A l'intérieur même de l'histoire cette fracture incessante
entre le désir et la réalité est redoublée
par de nombreux épisodes qui se répondent et s'opposent
: ainsi, Norbert sauve de la mort une femme enterrée vivante
par erreur, femme qui ne pourra jamais trouver de mari, tandis que Gaétano
tue accidentellement le jeune homme destiné à Leila, et
qui incarne peut-être la figure des lettrés impuissants
à enrayer la marche barbare de l'histoire. C'est aussi à
l'occasion de l'enterrement de Mourad que Norbert prend conscience que
cette terre dans laquelle repose le jeune homme, est sa "matrie"
: "Tu es son fils et elle t'aime" (IV),
lui affirme un saint homme vaticinant. Une partie des efforts de Norbert
sont ensuite consacrés à la recherche du père de
Merriem, qui meurt peu après les retrouvailles. La quête
de la parenté apparaît en fin de compte comme celle d'un
signe naturel ultime qui permettrait de fonder l'inscription des êtres
dans une histoire. Las ! L'histoire porte en elle une autre leçon
: "C'est en dehors du temps qu'il faut chercher
l'amour", répète Norbert à la dernière
page du roman. Comme le royaume Hafside de Tunis, oasis de culture menacée
par les déserts barbares, et finalement dépossédé
de la maîtrise de son destin, les personnages ne peuvent échapper
aux intérêts mis en jeu par leurs cultures d'origines.
S'ils tentent de dire leur différence, ils mettent en jeu leur
liberté, et risquent à chaque instant la mort, sinon l'incompréhension.

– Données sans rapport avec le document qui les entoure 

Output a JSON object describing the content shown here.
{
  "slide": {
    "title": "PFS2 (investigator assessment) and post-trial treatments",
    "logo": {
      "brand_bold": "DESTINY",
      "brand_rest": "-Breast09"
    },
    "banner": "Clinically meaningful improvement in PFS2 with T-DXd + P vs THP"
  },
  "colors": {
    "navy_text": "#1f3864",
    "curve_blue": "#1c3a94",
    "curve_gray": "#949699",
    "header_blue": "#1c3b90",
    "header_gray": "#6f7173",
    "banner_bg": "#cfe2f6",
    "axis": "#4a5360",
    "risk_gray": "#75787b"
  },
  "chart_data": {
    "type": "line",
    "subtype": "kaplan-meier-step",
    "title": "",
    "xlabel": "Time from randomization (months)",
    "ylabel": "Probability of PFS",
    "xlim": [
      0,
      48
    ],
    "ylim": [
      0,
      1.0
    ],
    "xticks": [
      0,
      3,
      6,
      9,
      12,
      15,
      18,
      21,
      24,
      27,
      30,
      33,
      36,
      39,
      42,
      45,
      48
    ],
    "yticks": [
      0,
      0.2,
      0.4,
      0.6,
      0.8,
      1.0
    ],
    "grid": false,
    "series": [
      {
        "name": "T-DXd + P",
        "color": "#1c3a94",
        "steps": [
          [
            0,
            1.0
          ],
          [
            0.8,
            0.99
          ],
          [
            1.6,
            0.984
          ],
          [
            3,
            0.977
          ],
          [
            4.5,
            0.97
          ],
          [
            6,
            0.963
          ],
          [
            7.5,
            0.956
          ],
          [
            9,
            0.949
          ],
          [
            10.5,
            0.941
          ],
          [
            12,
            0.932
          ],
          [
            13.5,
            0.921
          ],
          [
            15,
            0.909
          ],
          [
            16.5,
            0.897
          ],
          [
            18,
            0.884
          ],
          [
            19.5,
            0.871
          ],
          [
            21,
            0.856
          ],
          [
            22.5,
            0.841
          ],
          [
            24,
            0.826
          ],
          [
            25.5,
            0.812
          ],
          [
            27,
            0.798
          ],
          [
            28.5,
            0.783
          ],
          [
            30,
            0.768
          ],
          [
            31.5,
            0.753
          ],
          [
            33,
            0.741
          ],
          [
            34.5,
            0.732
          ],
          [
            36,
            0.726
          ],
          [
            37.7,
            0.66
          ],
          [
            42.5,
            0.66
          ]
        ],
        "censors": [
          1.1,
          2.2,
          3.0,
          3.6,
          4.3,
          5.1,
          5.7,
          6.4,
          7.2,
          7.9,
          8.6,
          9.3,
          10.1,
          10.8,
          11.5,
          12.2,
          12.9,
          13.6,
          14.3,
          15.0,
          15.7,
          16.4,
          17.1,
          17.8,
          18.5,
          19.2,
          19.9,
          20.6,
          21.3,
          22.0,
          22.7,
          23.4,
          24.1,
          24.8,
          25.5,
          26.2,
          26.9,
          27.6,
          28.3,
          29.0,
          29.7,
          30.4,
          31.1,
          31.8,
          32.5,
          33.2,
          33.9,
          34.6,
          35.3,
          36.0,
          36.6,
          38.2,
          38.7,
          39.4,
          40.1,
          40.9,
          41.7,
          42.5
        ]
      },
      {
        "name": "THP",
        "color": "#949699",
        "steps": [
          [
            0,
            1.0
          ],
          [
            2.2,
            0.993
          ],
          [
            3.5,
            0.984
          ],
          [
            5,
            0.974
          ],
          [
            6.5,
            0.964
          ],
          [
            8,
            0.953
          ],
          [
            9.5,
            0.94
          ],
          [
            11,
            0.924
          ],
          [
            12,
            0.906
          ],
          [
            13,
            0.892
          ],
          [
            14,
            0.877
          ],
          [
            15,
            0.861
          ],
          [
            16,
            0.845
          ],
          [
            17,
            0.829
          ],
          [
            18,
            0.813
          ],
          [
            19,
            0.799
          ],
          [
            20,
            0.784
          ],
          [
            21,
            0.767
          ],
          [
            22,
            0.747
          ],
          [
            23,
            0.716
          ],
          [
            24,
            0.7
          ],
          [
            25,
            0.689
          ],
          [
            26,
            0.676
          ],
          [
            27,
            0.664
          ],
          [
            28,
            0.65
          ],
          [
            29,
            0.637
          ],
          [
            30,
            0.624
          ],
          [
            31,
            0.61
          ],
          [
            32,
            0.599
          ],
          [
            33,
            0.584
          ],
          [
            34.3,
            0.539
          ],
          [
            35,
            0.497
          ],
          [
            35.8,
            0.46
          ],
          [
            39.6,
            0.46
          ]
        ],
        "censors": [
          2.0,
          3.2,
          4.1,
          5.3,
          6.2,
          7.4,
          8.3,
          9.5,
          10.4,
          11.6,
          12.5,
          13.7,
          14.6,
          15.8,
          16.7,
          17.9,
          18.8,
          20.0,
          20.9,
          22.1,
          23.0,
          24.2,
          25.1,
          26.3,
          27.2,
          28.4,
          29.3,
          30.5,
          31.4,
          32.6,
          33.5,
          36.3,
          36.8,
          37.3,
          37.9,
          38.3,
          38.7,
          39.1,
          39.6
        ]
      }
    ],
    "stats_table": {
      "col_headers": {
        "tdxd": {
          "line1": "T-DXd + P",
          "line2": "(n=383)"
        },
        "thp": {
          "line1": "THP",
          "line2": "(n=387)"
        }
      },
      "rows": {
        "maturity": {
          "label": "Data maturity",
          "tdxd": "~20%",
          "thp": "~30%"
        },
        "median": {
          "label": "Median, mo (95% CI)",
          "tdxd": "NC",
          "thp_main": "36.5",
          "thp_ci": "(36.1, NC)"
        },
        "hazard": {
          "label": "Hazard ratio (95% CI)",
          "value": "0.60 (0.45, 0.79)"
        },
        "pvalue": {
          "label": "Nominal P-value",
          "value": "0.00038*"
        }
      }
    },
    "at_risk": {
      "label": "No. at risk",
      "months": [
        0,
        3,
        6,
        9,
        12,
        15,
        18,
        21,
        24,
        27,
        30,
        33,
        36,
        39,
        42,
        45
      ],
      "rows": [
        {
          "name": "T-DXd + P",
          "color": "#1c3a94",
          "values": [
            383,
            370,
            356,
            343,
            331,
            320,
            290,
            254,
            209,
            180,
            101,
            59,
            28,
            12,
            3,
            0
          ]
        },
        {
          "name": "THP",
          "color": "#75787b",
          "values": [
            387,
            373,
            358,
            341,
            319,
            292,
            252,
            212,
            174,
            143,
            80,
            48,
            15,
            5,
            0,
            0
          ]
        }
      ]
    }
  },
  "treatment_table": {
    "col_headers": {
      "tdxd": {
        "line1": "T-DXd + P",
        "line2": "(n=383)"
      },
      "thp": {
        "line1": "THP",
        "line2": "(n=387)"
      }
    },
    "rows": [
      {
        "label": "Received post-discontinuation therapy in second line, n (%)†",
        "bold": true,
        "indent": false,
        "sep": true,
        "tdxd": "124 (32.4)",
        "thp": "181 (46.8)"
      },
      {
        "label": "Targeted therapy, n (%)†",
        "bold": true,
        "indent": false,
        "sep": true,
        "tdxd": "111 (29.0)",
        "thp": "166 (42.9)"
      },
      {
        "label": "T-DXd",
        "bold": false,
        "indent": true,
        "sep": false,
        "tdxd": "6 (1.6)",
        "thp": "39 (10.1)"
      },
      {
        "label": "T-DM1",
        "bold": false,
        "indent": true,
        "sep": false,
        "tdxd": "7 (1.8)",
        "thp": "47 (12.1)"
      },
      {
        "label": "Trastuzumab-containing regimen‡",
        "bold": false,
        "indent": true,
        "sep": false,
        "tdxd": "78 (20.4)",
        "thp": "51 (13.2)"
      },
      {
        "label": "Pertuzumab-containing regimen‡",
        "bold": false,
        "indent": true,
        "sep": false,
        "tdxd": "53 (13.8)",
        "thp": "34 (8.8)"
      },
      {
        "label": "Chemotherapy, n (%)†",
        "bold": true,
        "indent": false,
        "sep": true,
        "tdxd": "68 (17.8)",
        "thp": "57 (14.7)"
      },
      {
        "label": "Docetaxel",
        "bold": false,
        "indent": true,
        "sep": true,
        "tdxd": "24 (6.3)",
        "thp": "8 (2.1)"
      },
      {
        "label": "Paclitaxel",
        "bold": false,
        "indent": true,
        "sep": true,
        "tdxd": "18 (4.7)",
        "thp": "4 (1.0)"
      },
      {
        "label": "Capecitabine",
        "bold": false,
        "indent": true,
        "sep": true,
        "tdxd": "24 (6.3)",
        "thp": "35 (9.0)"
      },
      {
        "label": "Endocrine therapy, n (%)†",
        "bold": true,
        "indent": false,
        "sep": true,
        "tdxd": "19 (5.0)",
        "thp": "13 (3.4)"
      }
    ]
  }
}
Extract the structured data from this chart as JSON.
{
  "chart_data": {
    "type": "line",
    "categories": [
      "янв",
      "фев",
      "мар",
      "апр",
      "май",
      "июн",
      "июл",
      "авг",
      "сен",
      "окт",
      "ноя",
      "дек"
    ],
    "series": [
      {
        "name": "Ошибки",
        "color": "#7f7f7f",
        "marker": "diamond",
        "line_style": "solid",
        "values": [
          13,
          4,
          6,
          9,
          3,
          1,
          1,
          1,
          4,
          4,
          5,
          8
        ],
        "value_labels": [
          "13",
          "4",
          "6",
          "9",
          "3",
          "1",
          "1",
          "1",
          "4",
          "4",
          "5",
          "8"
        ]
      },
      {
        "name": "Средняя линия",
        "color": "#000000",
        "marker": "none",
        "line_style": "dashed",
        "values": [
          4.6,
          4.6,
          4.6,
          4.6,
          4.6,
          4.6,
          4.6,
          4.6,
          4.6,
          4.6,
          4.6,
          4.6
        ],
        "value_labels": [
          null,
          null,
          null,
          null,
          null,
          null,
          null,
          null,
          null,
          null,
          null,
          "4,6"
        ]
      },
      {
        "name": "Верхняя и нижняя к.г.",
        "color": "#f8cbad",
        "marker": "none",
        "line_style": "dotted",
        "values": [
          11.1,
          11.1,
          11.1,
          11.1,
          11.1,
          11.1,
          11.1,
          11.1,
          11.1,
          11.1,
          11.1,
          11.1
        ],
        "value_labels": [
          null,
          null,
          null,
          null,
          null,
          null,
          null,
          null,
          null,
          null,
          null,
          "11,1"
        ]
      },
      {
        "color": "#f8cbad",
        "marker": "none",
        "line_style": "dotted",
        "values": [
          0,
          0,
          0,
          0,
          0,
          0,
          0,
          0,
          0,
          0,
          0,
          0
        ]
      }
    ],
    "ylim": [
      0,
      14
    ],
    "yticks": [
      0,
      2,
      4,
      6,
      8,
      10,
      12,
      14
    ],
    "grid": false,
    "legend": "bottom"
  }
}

En publiant son roman en 1961, H.Baccouche encourrait lui aussi le risque
de ne pas être entendu. Pourtant, en récusant le discours
traditionnel de l'histoire de France, qui a longtemps fait mine d'ignorer
la longue histoire des rapports entre l'Orient et l'Occident, il ouvrait
aussi la voie à une exploration romanesque des marches de ce
XVIème s. européen, parcouru par des sujets qui, tels
le Léon l'Africain d'A. Maalouf, revendiquent un statut
social, culturel et religieux incertain.